Market Internals are a decent trend-following analysis of current market action, but should not be used alone for short term trading. They are usually right, but they are often late.  They are most useful when they diverge from the Index.  In 2014, using these internals alone would have made a 9% return vs. 13% for the S&P 500 (in on Positive, out on Negative – no shorting).  Of course, few trend-following systems will do well in an extreme low-volatility, nearly straight-up year like 2014.
 
NTSM         
Friday, the NTSM long term indicator was HOLD. The VIX indicator is negative. Volume, Sentiment and Price indicators are neutral.
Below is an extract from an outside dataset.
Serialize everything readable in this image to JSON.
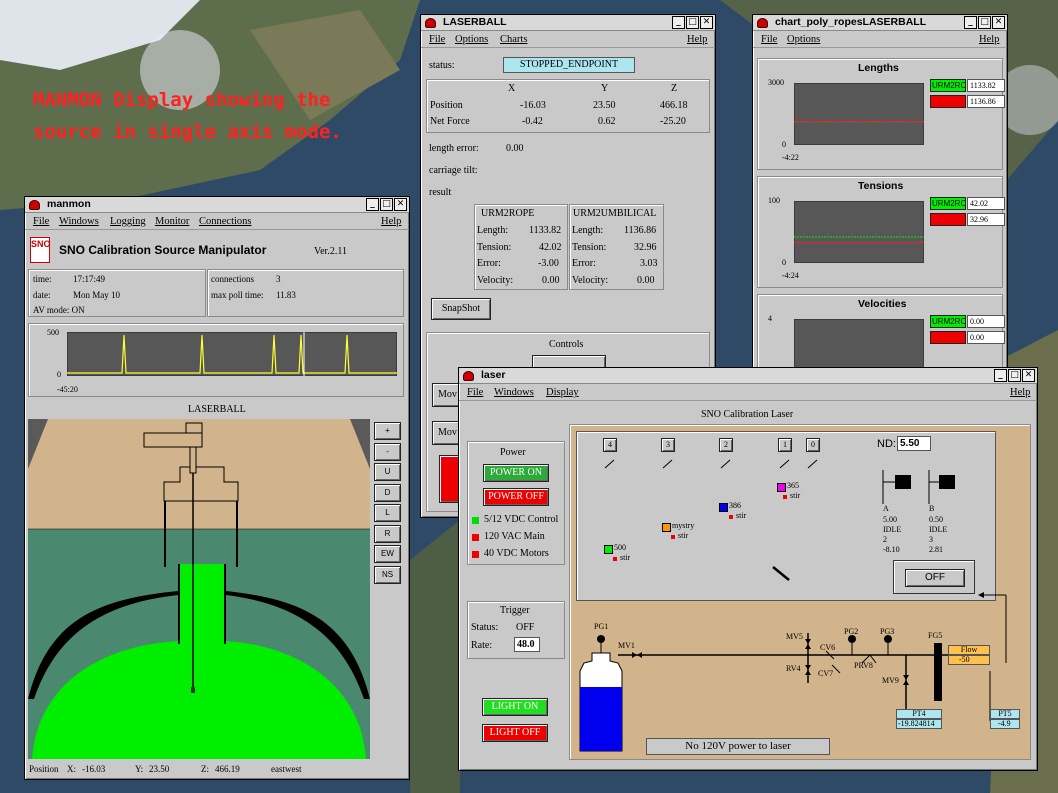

MY INVESTED STOCK POSITION:
TSP (RETIREMENT ACCOUNT – GOV EMPLOYEES) ALLOCATION
G-Fund (Cash, risk-free yielding 2.1% over the last 12-months): 70%
C-Fund (S&P 500): 15%
I-Fund (EFA): 15%
 
This is a conservative allocation.  The number one priority now is return of capital; not return on capital.
 
When I do move back into stocks, I will initially invest a high percentage into stocks and phase back if the Index gets to prior highs.